PETALING JAYA: Public Bank has issued a scam alert urging customers to exercise caution when encountering social media advertisements for mooncake sales that require a third-party app to make payments.

These unknown third-party apps that are not hosted on the official stores could pose a security risk, potentially containing malware that could allow a scammer to obtain full access to a user's device.

In a notice sent to customers over email, the bank states that once the malicious app is installed, it could capture both personal and financial details belonging to a user when they make a payment at the checkout page.

With this information, fraudsters will then be able to access a user's bank account and transfer out all the remaining funds.

Public Bank advises that customers be on the lookout for red flags, including if the app is being offered only through links or APK files from sellers, not official app stores; the permissions it asks for when installed; and if their Personal Login Phrase (PLP) appears after entering their banking user ID and password.
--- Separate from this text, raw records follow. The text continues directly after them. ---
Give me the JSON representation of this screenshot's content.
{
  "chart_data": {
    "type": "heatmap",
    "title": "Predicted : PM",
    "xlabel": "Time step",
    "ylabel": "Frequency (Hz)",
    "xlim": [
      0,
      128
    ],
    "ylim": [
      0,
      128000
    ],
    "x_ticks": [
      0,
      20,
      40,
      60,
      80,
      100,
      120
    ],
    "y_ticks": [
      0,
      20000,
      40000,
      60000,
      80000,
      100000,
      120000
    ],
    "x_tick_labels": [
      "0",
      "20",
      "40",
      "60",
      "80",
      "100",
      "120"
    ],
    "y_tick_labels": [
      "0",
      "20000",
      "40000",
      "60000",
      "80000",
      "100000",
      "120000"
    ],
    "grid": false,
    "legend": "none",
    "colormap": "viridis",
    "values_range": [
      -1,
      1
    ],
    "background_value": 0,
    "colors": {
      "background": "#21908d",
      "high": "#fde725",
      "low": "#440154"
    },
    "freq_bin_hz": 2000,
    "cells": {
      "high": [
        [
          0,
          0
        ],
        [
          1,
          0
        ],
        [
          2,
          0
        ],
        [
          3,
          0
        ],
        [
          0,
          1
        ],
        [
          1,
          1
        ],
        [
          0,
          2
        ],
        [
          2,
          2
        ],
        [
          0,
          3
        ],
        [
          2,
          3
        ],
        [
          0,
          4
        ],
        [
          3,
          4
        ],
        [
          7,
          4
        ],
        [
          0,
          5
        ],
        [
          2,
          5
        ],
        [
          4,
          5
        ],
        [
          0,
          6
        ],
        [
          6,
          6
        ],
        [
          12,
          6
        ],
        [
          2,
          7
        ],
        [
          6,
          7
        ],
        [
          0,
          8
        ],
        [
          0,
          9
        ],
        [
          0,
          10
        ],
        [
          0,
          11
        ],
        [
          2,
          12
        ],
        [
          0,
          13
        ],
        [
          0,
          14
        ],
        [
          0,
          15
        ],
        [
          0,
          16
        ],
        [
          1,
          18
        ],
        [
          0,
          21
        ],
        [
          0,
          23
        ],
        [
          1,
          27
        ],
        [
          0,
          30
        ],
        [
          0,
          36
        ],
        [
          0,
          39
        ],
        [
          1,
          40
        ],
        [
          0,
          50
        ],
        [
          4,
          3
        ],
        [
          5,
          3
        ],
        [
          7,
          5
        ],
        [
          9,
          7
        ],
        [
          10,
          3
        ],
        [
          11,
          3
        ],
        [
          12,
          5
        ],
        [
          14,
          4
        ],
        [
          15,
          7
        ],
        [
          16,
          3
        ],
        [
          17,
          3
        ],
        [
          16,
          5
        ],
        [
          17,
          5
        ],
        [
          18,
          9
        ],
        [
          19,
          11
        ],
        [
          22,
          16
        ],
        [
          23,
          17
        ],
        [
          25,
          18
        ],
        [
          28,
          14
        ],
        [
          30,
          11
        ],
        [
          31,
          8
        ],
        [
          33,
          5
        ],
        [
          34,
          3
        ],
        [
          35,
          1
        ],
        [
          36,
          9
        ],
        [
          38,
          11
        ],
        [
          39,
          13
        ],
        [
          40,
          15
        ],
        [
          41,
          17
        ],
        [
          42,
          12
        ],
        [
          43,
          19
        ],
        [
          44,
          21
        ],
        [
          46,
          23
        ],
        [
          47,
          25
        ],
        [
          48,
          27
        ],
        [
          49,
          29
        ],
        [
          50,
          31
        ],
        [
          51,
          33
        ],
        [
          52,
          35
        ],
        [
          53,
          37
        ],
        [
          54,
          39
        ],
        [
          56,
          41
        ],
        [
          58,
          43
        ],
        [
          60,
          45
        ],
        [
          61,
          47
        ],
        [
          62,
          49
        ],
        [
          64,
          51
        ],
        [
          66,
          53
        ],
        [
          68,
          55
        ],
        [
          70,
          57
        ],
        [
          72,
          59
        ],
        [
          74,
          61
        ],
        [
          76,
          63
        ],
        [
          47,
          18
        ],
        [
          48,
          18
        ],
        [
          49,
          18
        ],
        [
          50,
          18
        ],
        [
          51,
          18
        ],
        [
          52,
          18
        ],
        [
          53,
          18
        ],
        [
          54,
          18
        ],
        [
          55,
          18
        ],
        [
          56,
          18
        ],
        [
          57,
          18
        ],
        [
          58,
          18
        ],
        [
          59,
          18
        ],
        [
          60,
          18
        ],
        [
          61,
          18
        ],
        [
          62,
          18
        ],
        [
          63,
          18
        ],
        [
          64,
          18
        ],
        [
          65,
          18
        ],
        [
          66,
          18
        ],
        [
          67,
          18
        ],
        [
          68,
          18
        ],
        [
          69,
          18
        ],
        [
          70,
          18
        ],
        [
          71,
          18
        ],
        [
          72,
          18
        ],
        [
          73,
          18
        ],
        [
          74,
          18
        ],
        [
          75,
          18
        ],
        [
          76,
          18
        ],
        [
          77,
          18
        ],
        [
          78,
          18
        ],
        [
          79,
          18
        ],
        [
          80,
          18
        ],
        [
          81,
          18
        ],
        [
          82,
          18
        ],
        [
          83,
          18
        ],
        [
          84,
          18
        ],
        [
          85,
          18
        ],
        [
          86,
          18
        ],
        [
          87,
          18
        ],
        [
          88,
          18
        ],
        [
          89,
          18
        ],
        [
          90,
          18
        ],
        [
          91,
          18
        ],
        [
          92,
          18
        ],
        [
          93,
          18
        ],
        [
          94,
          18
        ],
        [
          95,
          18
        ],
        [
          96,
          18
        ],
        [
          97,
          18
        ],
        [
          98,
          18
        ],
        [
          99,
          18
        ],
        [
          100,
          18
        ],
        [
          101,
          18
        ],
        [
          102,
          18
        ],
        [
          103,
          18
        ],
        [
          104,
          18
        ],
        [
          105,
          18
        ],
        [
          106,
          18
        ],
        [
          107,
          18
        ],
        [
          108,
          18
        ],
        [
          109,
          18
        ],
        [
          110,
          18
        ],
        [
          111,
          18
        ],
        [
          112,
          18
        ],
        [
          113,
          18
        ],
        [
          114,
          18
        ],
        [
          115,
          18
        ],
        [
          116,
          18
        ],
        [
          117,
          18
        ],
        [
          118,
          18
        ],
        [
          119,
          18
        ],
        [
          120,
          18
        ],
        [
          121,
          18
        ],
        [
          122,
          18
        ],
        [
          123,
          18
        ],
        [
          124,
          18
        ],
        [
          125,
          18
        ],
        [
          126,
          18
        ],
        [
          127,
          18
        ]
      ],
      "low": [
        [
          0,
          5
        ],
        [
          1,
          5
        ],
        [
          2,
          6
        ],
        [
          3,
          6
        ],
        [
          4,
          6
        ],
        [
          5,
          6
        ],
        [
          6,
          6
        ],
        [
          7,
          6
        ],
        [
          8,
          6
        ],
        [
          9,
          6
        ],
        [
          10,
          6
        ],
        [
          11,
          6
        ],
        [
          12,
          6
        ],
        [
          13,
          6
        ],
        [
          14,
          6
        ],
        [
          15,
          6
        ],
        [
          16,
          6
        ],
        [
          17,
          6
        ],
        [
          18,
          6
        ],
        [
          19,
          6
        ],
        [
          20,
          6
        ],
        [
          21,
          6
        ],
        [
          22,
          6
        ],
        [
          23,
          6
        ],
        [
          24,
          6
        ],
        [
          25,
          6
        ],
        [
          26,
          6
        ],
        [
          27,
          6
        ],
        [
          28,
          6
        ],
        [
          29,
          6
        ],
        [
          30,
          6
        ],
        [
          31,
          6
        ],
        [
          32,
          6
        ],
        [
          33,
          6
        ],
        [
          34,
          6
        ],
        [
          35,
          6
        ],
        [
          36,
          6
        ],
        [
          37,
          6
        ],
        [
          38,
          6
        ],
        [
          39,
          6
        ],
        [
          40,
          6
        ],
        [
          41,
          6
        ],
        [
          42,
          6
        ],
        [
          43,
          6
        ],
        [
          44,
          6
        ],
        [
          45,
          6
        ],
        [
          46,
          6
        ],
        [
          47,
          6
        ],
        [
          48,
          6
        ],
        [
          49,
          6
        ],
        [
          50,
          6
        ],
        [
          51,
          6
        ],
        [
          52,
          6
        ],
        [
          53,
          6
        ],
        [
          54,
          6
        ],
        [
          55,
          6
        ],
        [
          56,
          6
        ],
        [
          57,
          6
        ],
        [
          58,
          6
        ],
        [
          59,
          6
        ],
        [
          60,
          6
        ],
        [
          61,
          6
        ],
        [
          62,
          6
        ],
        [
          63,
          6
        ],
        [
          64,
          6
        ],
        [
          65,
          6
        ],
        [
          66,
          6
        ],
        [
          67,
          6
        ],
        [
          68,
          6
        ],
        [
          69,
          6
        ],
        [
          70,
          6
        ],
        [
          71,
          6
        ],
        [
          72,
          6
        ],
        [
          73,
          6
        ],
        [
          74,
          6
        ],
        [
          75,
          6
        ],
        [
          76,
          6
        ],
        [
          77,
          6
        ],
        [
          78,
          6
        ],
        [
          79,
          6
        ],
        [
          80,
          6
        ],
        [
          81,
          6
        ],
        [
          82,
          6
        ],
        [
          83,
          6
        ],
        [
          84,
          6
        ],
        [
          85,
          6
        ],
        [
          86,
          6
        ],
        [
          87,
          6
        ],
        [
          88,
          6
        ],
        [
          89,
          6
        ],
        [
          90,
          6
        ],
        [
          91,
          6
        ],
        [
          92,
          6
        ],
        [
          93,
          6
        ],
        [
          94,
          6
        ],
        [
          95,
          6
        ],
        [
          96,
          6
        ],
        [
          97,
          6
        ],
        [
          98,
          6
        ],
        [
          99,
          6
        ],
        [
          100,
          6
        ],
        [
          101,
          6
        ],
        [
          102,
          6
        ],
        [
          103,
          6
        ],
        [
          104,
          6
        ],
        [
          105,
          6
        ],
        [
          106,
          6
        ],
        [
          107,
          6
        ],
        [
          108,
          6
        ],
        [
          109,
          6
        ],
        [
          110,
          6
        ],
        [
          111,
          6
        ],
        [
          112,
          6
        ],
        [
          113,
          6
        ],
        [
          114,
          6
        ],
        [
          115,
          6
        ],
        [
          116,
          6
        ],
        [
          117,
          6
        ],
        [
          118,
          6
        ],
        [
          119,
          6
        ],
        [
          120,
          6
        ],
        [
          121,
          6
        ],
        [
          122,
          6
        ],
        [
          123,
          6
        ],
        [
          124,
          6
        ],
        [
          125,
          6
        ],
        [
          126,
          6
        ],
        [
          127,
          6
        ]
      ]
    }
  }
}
Should a user suspect that they have responded to a scam, they should immediately report it to their bank or deactivate the card account via the appropriate online banking platform.

This comes after reports of online mooncake scams in Singapore, which saw at least 27 victims lose about S$325,000 (RM1.11mil) in August alone.

Another recent case saw a woman in Selangor pay RM440 for four boxes of mooncake, but she never received her order after making the payment.

The victim only realised she had been scammed when the seller told her to install a third-party app and input her personal details in order to get a refund.